Explainable AI models for predicting liquefaction-induced lateral spreading
Cheng-Hsi Hsiao, Krishna Kumar, Ellen Rathje
TL;DR
This study tackles the interpretability challenge of ML-based liquefaction-induced lateral spreading prediction by applying SHAP explanations to an XGBoost model trained on the 2011 Christchurch dataset. The approach reveals how features such as distance to river, groundwater depth, and CPT-derived soil properties drive predictions, with local SHAP analyses validating alignment to domain knowledge in many cases and exposing counterintuitive PGA relationships. Global explanations identify PGA as the most influential feature yet highlight non-monotonic, interaction-driven patterns that challenge simple physical intuition.

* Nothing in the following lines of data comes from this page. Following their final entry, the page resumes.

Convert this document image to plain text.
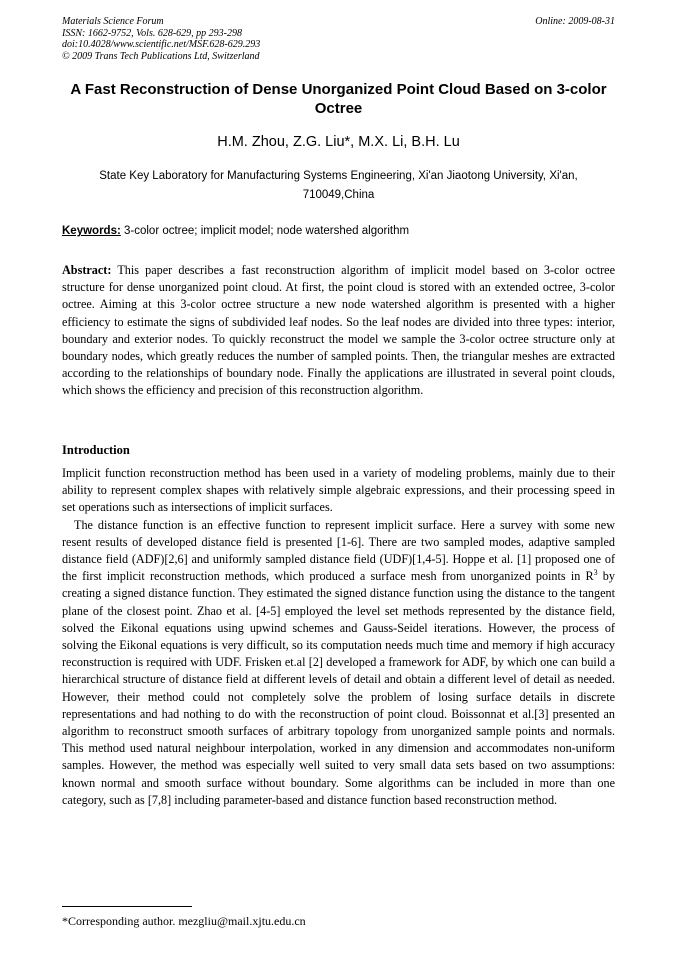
Materials Science Forum
ISSN: 1662-9752, Vols. 628-629, pp 293-298
doi:10.4028/www.scientific.net/MSF.628-629.293
© 2009 Trans Tech Publications Ltd, Switzerland
Online: 2009-08-31
A Fast Reconstruction of Dense Unorganized Point Cloud Based on 3-color Octree
H.M. Zhou, Z.G. Liu*, M.X. Li, B.H. Lu
State Key Laboratory for Manufacturing Systems Engineering, Xi'an Jiaotong University, Xi'an, 710049,China
Keywords: 3-color octree; implicit model; node watershed algorithm
Abstract: This paper describes a fast reconstruction algorithm of implicit model based on 3-color octree structure for dense unorganized point cloud. At first, the point cloud is stored with an extended octree, 3-color octree. Aiming at this 3-color octree structure a new node watershed algorithm is presented with a higher efficiency to estimate the signs of subdivided leaf nodes. So the leaf nodes are divided into three types: interior, boundary and exterior nodes. To quickly reconstruct the model we sample the 3-color octree structure only at boundary nodes, which greatly reduces the number of sampled points. Then, the triangular meshes are extracted according to the relationships of boundary node. Finally the applications are illustrated in several point clouds, which shows the efficiency and precision of this reconstruction algorithm.
Introduction

Implicit function reconstruction method has been used in a variety of modeling problems, mainly due to their ability to represent complex shapes with relatively simple algebraic expressions, and their processing speed in set operations such as intersections of implicit surfaces.

The distance function is an effective function to represent implicit surface. Here a survey with some new resent results of developed distance field is presented [1-6]. There are two sampled modes, adaptive sampled distance field (ADF)[2,6] and uniformly sampled distance field (UDF)[1,4-5]. Hoppe et al. [1] proposed one of the first implicit reconstruction methods, which produced a surface mesh from unorganized points in $R^3$ by creating a signed distance function. They estimated the signed distance function using the distance to the tangent plane of the closest point. Zhao et al. [4-5] employed the level set methods represented by the distance field, solved the Eikonal equations using upwind schemes and Gauss-Seidel iterations. However, the process of solving the Eikonal equations is very difficult, so its computation needs much time and memory if high accuracy reconstruction is required with UDF. Frisken et.al [2] developed a framework for ADF, by which one can build a hierarchical structure of distance field at different levels of detail and obtain a different level of detail as needed. However, their method could not completely solve the problem of losing surface details in discrete representations and had nothing to do with the reconstruction of point cloud. Boissonnat et al.[3] presented an algorithm to reconstruct smooth surfaces of arbitrary topology from unorganized sample points and normals. This method used natural neighbour interpolation, worked in any dimension and accommodates non-uniform samples. However, the method was especially well suited to very small data sets based on two assumptions: known normal and smooth surface without boundary. Some algorithms can be included in more than one category, such as [7,8] including parameter-based and distance function based reconstruction method.

*Corresponding author. mezgliu@mail.xjtu.edu.cn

CPT features provide valuable explanatory context but do not always improve predictive accuracy, guiding a move toward simpler, more explainable models for reliable hazard assessment in geotechnical engineering.
Abstract
Earthquake-induced liquefaction can cause substantial lateral spreading, posing threats to infrastructure. Machine learning (ML) can improve lateral spreading prediction models by capturing complex soil characteristics and site conditions. However, the "black box" nature of ML models can hinder their adoption in critical decision-making. This study addresses this limitation by using SHapley Additive exPlanations (SHAP) to interpret an eXtreme Gradient Boosting (XGB) model for lateral spreading prediction, trained on data from the 2011 Christchurch Earthquake. SHAP analysis reveals the factors driving the model's predictions, enhancing transparency and allowing for comparison with established engineering knowledge. The results demonstrate that the XGB model successfully identifies the importance of soil characteristics derived from Cone Penetration Test (CPT) data in predicting lateral spreading, validating its alignment with domain understanding. This work highlights the value of explainable machine learning for reliable and informed decision-making in geotechnical engineering and hazard assessment.